TORONTO — Brianne Freedman is the first artist to exhibit her work at Baycrest as part of a new program that features art from students across the Toronto area.

Until the end of the month, visitors to Baycrest’s student centre will see the fourth-year OCAD University student’s photography decorating the walls.

“Her photos are a great fit for the space in terms of colour, size and content,” said Aviva Babins, arts project co-ordinator for Baycrest, who said one reason Freedman was such a good fit was because she had a personal connection to Baycrest through her grandmother.

Freedman said she was thrilled to display her photos in an environment where they might have a positive effect on patients and the rest of the Baycrest community.

“I really want them to be inspired and for my artwork to bring a sense of hope into their lives, whether they’re going through a difficult or busy time in their lives,” she said, “to help them cope with their situations or allow them to heal and transport them into serenity or peacefulness.”

She said she aims for her work to embody this sense of tranquillity, for example in one piece titled Seven. The image features dandelions, a frosted window, and an upside-down number 7, all of which she called metaphors that create a narrative, though it’s up to the viewers to interpret the story individually.

“I want my artwork to be able to bring them hope and to heal and to bring joy to them,” she said.

Babins said the idea behind the rotating exhibits is to represent students in a space designed for students. Some of the regular users are nursing students, psychology students and music therapy interns, she added, though anybody at Baycrest can visit and see the art.

“It’s a high traffic and highly used area,” she said.

Every six weeks, a new artist – or group of artists – will be featured in a mini-exhibit. Applicants must be students, and there are some criteria for the art – specifically that it must have no nudity or scenes of violence.

Ideally, the work would elicit conversation and use colour and texture that complements the fun and vibrant space, Babins said.

Freedman stood out to her not only because of her personal connection to Baycrest, but also because of her talent, she said.

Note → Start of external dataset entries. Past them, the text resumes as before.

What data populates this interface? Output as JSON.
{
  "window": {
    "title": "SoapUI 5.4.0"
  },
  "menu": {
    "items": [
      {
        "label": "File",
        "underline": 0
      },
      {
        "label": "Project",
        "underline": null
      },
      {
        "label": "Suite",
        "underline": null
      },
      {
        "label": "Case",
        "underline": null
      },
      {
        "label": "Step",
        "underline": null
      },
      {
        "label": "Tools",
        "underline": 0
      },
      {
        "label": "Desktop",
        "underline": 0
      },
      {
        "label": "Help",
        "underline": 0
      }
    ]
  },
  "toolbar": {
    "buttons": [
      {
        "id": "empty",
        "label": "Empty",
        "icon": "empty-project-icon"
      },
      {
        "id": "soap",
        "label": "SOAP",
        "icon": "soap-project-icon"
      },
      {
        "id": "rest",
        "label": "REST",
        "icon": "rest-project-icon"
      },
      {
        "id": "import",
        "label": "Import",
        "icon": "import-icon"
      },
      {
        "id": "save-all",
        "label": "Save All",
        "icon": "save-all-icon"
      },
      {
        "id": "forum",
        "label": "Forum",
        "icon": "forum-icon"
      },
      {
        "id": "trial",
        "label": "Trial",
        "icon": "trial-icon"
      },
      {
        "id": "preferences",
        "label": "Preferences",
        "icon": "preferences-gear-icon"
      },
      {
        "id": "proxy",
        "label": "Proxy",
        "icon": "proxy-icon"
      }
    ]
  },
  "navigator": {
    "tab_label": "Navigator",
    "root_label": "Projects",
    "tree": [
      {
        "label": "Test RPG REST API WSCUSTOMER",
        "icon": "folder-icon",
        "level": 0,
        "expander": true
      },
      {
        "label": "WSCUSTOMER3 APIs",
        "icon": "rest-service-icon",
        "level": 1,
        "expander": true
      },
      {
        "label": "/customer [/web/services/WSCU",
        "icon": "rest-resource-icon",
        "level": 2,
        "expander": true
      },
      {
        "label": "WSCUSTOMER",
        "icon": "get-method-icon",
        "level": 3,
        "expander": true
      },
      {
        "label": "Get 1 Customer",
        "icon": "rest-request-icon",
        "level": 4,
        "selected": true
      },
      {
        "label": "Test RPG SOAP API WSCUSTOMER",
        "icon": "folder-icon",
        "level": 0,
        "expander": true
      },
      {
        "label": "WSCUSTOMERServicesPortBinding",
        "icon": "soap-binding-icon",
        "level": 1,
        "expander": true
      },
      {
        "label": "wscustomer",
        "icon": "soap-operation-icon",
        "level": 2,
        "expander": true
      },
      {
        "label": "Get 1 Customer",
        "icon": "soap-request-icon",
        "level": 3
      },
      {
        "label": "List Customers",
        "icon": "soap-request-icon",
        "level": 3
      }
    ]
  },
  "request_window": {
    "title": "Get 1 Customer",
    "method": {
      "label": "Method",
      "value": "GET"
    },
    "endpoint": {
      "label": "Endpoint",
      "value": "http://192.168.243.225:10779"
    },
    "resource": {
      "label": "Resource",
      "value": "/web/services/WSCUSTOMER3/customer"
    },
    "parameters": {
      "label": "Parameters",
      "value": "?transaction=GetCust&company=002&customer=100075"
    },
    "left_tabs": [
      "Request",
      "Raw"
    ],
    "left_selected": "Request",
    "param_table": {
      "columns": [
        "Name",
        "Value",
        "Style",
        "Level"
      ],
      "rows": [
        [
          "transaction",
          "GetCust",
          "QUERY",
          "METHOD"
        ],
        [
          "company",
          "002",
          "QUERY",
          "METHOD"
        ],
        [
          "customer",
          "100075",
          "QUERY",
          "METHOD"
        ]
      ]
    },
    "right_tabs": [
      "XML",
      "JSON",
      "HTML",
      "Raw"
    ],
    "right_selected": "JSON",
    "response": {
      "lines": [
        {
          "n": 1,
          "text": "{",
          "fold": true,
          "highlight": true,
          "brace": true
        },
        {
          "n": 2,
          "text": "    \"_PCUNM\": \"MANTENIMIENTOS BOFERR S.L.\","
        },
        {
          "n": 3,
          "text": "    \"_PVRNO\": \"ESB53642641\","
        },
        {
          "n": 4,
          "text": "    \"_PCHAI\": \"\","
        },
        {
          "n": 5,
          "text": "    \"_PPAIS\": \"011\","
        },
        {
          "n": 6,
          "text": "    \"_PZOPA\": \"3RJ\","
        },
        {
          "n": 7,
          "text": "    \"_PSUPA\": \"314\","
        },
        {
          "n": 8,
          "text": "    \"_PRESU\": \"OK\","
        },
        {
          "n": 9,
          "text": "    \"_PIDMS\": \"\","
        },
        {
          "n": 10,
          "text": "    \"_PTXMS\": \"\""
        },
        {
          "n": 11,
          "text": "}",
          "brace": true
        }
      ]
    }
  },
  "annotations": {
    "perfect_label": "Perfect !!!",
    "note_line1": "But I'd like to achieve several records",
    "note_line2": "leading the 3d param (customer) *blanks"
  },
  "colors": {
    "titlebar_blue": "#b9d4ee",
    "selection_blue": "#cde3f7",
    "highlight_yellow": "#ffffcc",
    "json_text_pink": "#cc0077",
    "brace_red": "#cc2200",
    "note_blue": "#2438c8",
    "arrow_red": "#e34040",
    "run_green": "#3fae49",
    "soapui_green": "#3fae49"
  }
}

“Her photography looks beautiful in the space, and I could see it when she showed me her portfolio,” she said, adding that the photos are relevant, colourful, and unique, and they have an interesting narrative.

The next exhibit will be a collective show, featuring skateboard designs from an OCAD digital illustration class.

Any student is welcome to submit artwork – it doesn’t matter whether art is a hobby or a focus of study, Babins said.